In a nicely orchestrated display of teamwork, we swarmed over Blue Meanie and got it pretty much put together. In went the console, even though none of its electronics were hooked up, loose carpet pieces were recemented in place, carpets were vacuumed, and moist bath towels made quick work of the shop dust and brought out the luster of the paint again. A bit of Armoral was sprayed on the tires, and the wheels were spiffed up with the Greek-approved Windex. We got the car onto the trailer and as I was inside putting on more suitable clothes for the show, FT and Tim finished up securing the car to the trailer…whew, we made it!
We arrived at the car show almost on time….and we drove through the gates with all the classic muscle cars. There was a large group of people around the car all day.

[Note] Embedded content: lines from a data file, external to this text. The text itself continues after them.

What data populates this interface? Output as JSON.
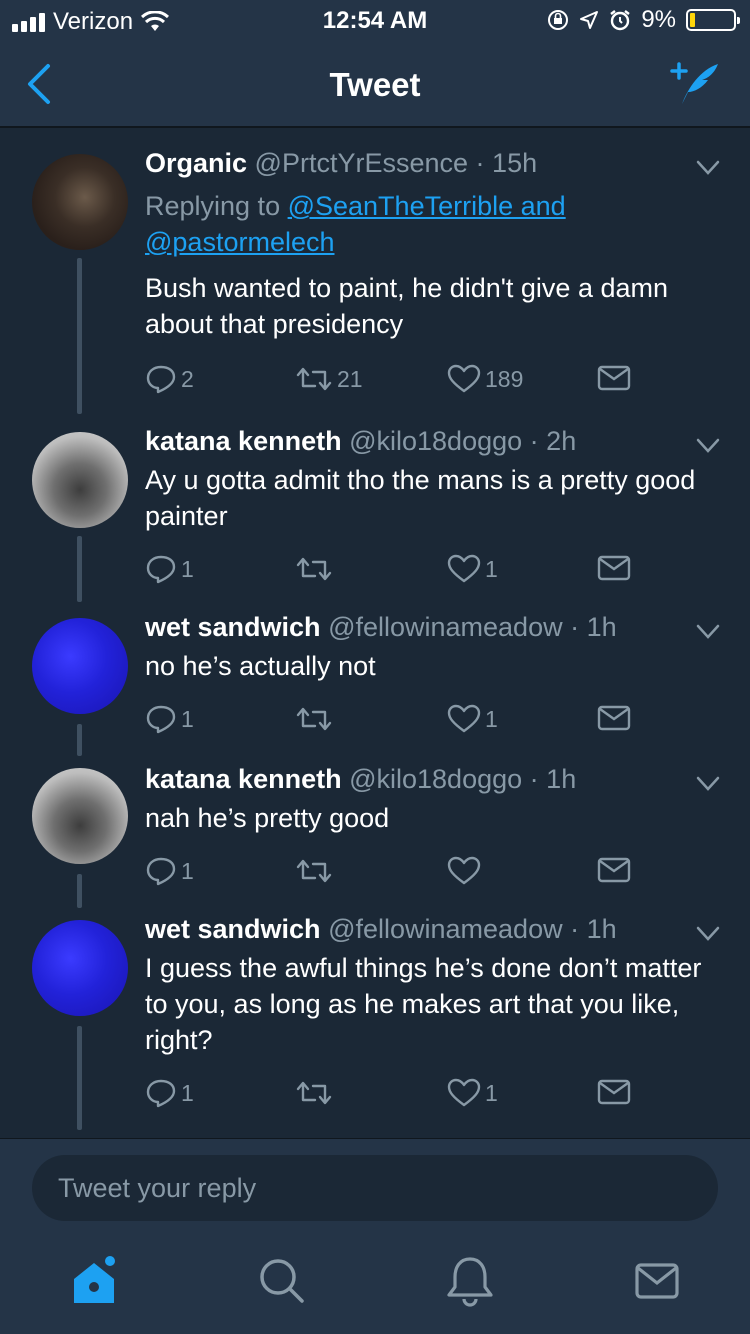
{
  "status_bar": {
    "carrier": "Verizon",
    "time": "12:54 AM",
    "battery": "9%",
    "battery_level": 0.09
  },
  "navbar": {
    "title": "Tweet",
    "back_icon": "chevron-left-icon",
    "compose_icon": "compose-tweet-icon"
  },
  "tweets": [
    {
      "name": "Organic",
      "handle": "@PrtctYrEssence",
      "time": "15h",
      "replying_prefix": "Replying to ",
      "replying_link_1": "@SeanTheTerrible and",
      "replying_link_2": "@pastormelech",
      "text": "Bush wanted to paint, he didn't give a damn about that presidency",
      "replies": "2",
      "retweets": "21",
      "likes": "189"
    },
    {
      "name": "katana kenneth",
      "handle": "@kilo18doggo",
      "time": "2h",
      "text": "Ay u gotta admit tho the mans is a pretty good painter",
      "replies": "1",
      "retweets": "",
      "likes": "1"
    },
    {
      "name": "wet sandwich",
      "handle": "@fellowinameadow",
      "time": "1h",
      "text": "no he’s actually not",
      "replies": "1",
      "retweets": "",
      "likes": "1"
    },
    {
      "name": "katana kenneth",
      "handle": "@kilo18doggo",
      "time": "1h",
      "text": "nah he’s pretty good",
      "replies": "1",
      "retweets": "",
      "likes": ""
    },
    {
      "name": "wet sandwich",
      "handle": "@fellowinameadow",
      "time": "1h",
      "text": "I guess the awful things he’s done don’t matter to you, as long as he makes art that you like, right?",
      "replies": "1",
      "retweets": "",
      "likes": "1"
    }
  ],
  "reply_input": {
    "placeholder": "Tweet your reply"
  },
  "tabbar": {
    "items": [
      "home-icon",
      "search-icon",
      "notifications-bell-icon",
      "messages-mail-icon"
    ],
    "accent": "#1da1f2"
  },
  "colors": {
    "background": "#1b2836",
    "header": "#243447",
    "secondary_text": "#8899a6",
    "link": "#1da1f2"
  }
}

Blue Meanie was a big hit, as it usually is, and it delivered what I’ve always referred to as its 1-2-3 punch. Punch 1, is the fact that it’s a clean and straight, gleaming little Datsun 1200 sedan, a nearly forgotten econobox from the early seventies and something that you just don’t see every day. It’s nice paint job, perfect condition alloys, Armoralled black LRR tires, and custom interior touches punctuated by the in your face stereo system, attracts even hard core American iron folks. Next to Rick’s gorgeous bright yellow ’53 Chevy, Blue Meanie looked sharp. Punch 2, is when they look into the open engine bay and spot lots of batteries, gold plated connectors, tidy wiring looms, funny looking ‘electronic’ boxes, and an electric motor…damn, this thing is an electric car! Punch 2 continues when you hit the remote, the trunk lid pops open, and with the press of another remote button, the motorized rear battery tray starts humming and out slides 7 more batteries in view. Punch 3, is when they either learn about its stunning acceleration performance, or, they witness it first hand.
While leaving, with the sounds of loud exhaust and huge engines all around us, everyone had their eyes on this little blue car, silently cruising toward the exit gate. John could not resist, all those eyes on his car doubting that little electric motor they had been staring at all day, he had to let just a little smoke out of the tires on the way through the gate. The crowd went wild!!
Well, it didn’t go quite like that, nice try. Tim What actually happened, was all day long, I was taunted by Tim, my brother Roger who had stopped by, and countless show goers, to take the car to an open area and do a smoke’n burnoff. As Tim pointed out, there were more than a few who had doubts about the claimed performance level of a ‘battery car’. A few were shown the video of White Zombie blowing off the V8 Mustang last year, and this pretty much sealed the deal for them.
The entire day, I resisted the requests, opting to behave myself. When we were leaving the show with FT sitting next to me, Tim was in the back seat and saying, “Come on John, light ‘em up for these guys.” I resisted for the moment, but then I looked over at the show’s security dudes who were smiling with big approval type grins and spinning their fingers in that universal hotrod sign language that says, “Light ‘em up.” This was more than I could take, and so down went my right foot…the Zilla responded instantly, and even with three of us loading down my little Datsun, the rear tires spun and scratched at the pavement with a very loud continuous squeal. Better than the security dudes, fellow hotrodders, and shocked show goers reactions, was the guy sitting next to me, Father Time, as his wry grin vaguely cloaked by his long white flowing beard could be seen as his sign of “Cool”.